Cruzando las vías, enfrente de un muelle de carga y descarga, vivía Julio Cobos
y Francisco, el capataz, estas dos casas estaban rodeadas por hermosos jardines
bien cuidados. Mis amigos eran Pepín, el de la cantina, y Mari Juli, la nieta
de Cobos, con trencitas y pecosa. Todo el campo que nos rodeaba era nuestro
escenario de juegos, saltar una pared de piedras y entrar en un sembrado
de garbanzos, de habas, de trigo y…
difuminarnos.
En las noches de verano, al fresco, solíamos
escuchar una radio a pilas alumbrados por una luz de carburo, los mayores
escuchaban en el parte las faenas de “El Cordobés” en la plaza de toros de
turno y por supuesto eran comentadas a nuestro vecino Manuel Benítez, si se encontraba
por allí, y él daba unos pases al aire con todo el garbo del que disponía y
llevarse un aplauso de la concurrencia.
Cuando volví por allí, pasados muchos años,
sólo quedaba en pie el edificio de la estación, remodelado y cerrado, nada que
ver con el de mi niñez, era uno más de los apeaderos existentes en la red
ferroviaria. Me costó ubicarme y situar en el espacio las casas desaparecidas,
¿dónde estuvo exactamente la cantina con aquella plancha de madera abatible
para descubrir la barra de cara al andén?

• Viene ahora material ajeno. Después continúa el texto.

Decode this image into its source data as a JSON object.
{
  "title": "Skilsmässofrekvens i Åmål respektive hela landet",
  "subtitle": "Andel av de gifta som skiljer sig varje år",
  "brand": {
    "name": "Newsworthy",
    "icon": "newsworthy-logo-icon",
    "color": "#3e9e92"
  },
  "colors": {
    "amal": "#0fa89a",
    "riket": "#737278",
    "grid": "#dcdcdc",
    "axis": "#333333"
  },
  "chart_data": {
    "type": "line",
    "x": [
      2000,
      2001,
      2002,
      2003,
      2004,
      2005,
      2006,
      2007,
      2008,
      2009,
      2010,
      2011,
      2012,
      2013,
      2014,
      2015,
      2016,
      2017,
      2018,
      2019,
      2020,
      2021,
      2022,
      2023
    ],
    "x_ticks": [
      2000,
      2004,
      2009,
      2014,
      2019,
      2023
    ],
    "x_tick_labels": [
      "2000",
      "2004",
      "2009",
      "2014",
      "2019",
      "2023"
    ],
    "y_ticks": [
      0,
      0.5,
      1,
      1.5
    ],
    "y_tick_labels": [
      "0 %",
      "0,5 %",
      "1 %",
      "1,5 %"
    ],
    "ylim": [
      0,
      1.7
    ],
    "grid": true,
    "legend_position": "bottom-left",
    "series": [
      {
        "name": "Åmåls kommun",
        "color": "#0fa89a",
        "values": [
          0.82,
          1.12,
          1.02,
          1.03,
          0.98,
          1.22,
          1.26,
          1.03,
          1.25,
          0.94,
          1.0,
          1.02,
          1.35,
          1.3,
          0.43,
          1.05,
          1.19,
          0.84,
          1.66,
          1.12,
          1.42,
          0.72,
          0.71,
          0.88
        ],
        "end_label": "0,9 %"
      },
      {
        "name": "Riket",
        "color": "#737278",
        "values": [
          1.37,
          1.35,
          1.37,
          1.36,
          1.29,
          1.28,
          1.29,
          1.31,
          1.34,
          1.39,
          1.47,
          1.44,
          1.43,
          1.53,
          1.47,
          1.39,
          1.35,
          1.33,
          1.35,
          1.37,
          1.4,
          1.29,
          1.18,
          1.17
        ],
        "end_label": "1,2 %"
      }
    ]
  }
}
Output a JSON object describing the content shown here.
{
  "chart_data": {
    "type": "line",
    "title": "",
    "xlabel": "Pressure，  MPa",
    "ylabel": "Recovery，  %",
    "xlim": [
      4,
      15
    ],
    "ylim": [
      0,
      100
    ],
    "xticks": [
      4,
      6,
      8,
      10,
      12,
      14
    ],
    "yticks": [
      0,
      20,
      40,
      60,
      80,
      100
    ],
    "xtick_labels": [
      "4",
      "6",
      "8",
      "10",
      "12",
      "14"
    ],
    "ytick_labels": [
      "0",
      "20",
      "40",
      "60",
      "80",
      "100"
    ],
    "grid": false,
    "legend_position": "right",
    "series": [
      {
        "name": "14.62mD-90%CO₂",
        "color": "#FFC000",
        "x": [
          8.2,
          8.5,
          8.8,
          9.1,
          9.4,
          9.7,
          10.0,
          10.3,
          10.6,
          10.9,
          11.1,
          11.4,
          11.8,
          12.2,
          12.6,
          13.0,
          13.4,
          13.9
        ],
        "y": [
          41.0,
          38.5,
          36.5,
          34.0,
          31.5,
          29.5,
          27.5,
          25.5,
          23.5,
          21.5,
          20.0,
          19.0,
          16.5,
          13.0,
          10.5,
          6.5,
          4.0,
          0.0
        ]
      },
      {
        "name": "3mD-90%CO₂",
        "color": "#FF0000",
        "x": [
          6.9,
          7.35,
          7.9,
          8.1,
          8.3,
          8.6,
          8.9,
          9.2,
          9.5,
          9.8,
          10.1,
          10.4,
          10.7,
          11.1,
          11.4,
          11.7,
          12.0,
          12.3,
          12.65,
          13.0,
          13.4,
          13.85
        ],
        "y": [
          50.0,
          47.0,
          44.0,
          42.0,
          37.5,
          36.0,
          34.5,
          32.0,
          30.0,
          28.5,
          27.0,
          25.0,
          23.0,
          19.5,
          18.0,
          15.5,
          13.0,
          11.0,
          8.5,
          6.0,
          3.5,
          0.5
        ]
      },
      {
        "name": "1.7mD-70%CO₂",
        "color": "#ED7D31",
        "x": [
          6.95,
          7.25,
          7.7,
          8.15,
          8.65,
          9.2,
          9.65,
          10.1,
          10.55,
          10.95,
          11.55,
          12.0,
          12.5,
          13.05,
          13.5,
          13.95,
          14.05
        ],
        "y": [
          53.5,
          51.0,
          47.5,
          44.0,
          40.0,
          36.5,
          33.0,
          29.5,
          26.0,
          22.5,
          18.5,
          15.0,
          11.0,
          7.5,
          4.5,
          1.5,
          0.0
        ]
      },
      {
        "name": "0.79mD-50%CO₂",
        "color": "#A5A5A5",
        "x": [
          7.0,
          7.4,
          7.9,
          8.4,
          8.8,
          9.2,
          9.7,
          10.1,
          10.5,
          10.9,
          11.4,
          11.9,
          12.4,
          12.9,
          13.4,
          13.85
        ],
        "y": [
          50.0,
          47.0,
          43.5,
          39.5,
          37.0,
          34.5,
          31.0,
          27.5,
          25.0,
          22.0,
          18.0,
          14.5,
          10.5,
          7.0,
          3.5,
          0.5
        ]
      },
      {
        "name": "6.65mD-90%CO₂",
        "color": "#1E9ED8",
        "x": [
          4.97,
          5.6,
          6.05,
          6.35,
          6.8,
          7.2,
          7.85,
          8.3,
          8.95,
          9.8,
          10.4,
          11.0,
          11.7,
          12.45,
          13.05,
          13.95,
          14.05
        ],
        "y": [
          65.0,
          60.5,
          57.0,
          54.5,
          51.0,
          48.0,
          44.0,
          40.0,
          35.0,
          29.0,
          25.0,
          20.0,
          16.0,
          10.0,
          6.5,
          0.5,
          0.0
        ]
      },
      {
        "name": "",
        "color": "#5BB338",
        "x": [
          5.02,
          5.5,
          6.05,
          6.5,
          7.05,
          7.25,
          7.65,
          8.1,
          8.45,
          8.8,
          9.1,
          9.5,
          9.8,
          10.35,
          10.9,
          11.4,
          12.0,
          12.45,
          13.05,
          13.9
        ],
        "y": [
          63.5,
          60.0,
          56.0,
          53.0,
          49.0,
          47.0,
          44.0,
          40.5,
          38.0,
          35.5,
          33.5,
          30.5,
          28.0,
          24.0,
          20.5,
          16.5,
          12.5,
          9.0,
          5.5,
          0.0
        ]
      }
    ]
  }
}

Imposible de centrar, aquellas medidas no cuadraban con mis recuerdos. Hasta
que por fin descubrí algo que reconocí en el suelo, en principio era lo único
que había resistido el paso del tiempo, el resto de un conjunto de piedras
redondeadas que en su día formaron un empedrado, un guijo rectangular de la
anchura de la barra de aquella cantina, donde el cliente pisaba desde el
exterior en su consumición. Entonces sí me salió la forma alargada y completa
del edificio. En el vacío y con la imagen de esas piedras pude construir un
pasado. Construido el pasado miraba alrededor y contemplaba el vacío.